Description of problem: Configure a 32 bit RHEL 5.x, x>=8 system, to support VM jobs: VM_TYPE=xen VM_GAHP_SERVER=$(SBIN)/condor_vm-gahp VM_MEMORY=256*4 XEN_BOOTLOADER=/usr/bin/pygrub Submit, using a normal non-privileged user, the following job: -------------- Universe=vm Log=log.$(cluster) Executable=testvm VM_TYPE=xen VM_MEMORY=768 VM_DISK=/var/lib/xen/images/testvm.img:xvda:w XEN_KERNEL=included Queue -------------- Result: job is hold, VMGahpLog reports: 11/15/12 14:30:17 VMGAHP[30095]: format = /var/lib/xen/images/testvm.img:xvda:w 11/15/12 14:30:17 VMGAHP[30095]: File(/var/lib/xen/images/testvm.img) can't be modified 11/15/12 14:30:17 VMGAHP[30095]: xen disk image file('/var/lib/xen/images/testvm.img') cannot be modified 11/15/12 14:30:17 VMGAHP[30095]: xen disk format(/var/lib/xen/images/testvm.img:xvda:w) is incorrect The same behavior can be reproduced on both RHEL 5.8 and the snapshot of 5.9. The same job works on RHEL5 Xen 64 bit, and with the proper modification (hypervisor type), on RHEL 5.9 KVM and RHEL 6 KVM. All the aforementioned configuration worked properly when using condor-7.6.5-0.22, even on the last RHEL. A properly working system should show: 11/16/12 08:32:45 VMGAHP[4879]: format = /var/lib/xen/images/testvm.img:xvda:w 11/16/12 08:32:45 VMGAHP[4879]: CreateXenVMConfigFile 11/16/12 08:32:45 VMGAHP[4879]: In VirshType::CreateVirshConfigFile 11/16/12 08:32:45 VMGAHP[4879]: LIBVIRT_XML_SCRIPT_ARGS input_strings= VMPARAM_vm_Disk = "/var/lib/xen/images/testvm.img:xvda:w" Version-Release number of selected component (if applicable): python-condorutils-1.5-5 condor-classads-7.8.7-0.4 condor-debuginfo-7.8.7-0.4 condor-7.8.7-0.4 condor-vm-gahp-7.8.7-0.4
Notes thus far trying to determine what has changed: 1.) There are no meaningful changes in the vm_gahp that would lead me to believe that the source of error is there. 2.) access is overridden via condor_fix_access access->access_euid 3.) access_euid's only delta between 2.2->2.3 are: safe_fopen_wrapper -> safe_fopen_wrapper_follow (highly suspect, requires further digging)
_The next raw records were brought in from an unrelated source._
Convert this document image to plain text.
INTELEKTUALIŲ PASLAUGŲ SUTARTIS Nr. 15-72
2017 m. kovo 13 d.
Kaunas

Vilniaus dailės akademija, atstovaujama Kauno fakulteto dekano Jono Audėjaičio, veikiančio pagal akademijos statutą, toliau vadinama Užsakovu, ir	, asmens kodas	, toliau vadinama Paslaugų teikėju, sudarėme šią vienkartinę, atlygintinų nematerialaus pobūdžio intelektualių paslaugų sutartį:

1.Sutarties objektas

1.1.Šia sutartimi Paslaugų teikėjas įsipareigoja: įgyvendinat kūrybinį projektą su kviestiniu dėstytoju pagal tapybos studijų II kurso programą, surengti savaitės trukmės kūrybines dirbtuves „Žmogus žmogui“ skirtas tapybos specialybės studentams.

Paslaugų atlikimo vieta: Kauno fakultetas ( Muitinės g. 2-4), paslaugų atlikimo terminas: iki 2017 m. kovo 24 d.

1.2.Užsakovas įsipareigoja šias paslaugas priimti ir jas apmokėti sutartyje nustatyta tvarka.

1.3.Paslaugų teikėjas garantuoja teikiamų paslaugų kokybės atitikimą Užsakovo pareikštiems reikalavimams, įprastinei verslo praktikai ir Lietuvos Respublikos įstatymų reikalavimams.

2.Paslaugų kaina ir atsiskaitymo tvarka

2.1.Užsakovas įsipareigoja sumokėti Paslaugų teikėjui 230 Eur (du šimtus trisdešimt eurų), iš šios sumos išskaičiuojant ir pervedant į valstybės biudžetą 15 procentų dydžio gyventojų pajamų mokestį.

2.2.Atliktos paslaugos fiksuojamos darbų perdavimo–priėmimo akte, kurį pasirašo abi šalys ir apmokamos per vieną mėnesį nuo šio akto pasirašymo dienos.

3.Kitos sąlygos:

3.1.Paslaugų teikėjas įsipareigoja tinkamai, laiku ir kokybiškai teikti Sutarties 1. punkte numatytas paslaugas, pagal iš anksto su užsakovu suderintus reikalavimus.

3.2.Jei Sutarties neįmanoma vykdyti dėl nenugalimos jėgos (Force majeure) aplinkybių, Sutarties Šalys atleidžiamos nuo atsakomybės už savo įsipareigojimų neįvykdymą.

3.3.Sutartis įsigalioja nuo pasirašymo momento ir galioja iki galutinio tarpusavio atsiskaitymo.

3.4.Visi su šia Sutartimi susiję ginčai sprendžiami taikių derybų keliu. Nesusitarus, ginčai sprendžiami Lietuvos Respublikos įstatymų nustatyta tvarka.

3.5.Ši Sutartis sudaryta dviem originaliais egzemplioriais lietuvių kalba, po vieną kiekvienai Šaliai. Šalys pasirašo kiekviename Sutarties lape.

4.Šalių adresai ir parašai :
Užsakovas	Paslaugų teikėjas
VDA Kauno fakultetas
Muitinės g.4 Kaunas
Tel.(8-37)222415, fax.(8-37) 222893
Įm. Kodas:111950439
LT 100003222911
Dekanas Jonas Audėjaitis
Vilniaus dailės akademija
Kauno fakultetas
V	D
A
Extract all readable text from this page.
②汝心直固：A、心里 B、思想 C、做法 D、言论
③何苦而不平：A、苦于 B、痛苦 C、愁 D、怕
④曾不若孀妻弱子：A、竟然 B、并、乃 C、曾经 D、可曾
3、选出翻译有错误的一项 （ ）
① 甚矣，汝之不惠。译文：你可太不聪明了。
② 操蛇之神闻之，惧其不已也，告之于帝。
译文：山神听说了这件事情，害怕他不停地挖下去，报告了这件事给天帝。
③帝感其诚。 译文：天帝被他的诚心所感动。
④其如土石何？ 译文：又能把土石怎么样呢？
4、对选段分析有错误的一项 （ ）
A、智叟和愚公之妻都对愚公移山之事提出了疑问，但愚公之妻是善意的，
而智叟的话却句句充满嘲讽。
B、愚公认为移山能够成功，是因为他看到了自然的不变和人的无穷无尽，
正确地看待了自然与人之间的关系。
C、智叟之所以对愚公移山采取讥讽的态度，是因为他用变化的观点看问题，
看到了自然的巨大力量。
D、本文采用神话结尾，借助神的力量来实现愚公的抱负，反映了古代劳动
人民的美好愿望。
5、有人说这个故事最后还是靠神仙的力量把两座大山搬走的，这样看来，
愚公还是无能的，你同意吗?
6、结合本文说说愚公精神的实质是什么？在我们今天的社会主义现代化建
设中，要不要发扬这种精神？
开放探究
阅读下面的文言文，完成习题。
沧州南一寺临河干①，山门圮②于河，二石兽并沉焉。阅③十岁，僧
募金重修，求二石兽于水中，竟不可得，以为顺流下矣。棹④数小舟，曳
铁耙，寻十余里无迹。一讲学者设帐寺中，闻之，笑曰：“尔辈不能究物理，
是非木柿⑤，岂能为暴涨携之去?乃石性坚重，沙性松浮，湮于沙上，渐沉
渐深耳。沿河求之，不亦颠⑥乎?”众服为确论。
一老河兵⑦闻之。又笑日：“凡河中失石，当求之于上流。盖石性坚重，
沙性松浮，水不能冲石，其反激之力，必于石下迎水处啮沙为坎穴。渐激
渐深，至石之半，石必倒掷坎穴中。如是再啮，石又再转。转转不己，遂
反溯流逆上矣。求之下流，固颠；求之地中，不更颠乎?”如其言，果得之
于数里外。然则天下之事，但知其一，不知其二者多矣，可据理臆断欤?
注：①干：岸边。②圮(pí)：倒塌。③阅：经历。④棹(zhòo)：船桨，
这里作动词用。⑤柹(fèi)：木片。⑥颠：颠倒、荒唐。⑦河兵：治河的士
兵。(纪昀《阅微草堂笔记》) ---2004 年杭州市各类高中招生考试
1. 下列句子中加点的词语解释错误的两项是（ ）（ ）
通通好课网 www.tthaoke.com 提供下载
In tracing it appears to be calling the base level access f(n), and not the redirector as listed in comment #3. However when inserting some debug information into the logs the errno = 27 #define EFBIG 27 /* File too large */ 11/29/12 12:49:17 VMGAHP[1399]: File(/var/lib/xen/images/testvm.img) can't be modified errno=27 So I created a script and submitted as the 'test' user to dump the ulimit and got: core file size (blocks, -c) 0 data seg size (kbytes, -d) unlimited scheduling priority (-e) 0 file size (blocks, -f) unlimited pending signals (-i) 234405 max locked memory (kbytes, -l) 32 max memory size (kbytes, -m) unlimited open files (-n) 1024 pipe size (512 bytes, -p) 8 POSIX message queues (bytes, -q) 819200 real-time priority (-r) 0 stack size (kbytes, -s) unlimited cpu time (seconds, -t) unlimited max user processes (-u) 234405 virtual memory (kbytes, -v) unlimited file locks (-x) unlimited
Code paths appear similar in 7.8 & 7.6 nothing stands out. Could you attempt to see if you can repro with a small image?
To add another data point I did the following: mv testvm.img orig.testvm.img touch testvm.img chmod 755 testvm.img condor_release 13.0 And it got the point where it calls into libvirt to start the vm. So all signs are pointing to image size now, the operative question is "WHY NOW?".
Given the lifespan xen 32-bit RHEL5, and known workarounds: - use 64 bit - create smaller disk images - use el6 - use kvm we're going to CLOSE WONTFIX on *this one.
For reference, the threshold is around 2 GiB. - Image whose size is 2 GiB or more are not executed. - Image whose size is up to 2GiB (so 2GiB - 1 block, 2147479552) are executed. which matches the limit of a signed integer (2^32-1)
MRG-G is in maintenance only and only customer escalations will be addressed from this point forward. This issue can be re-opened if a customer escalation associated with this issue occurs.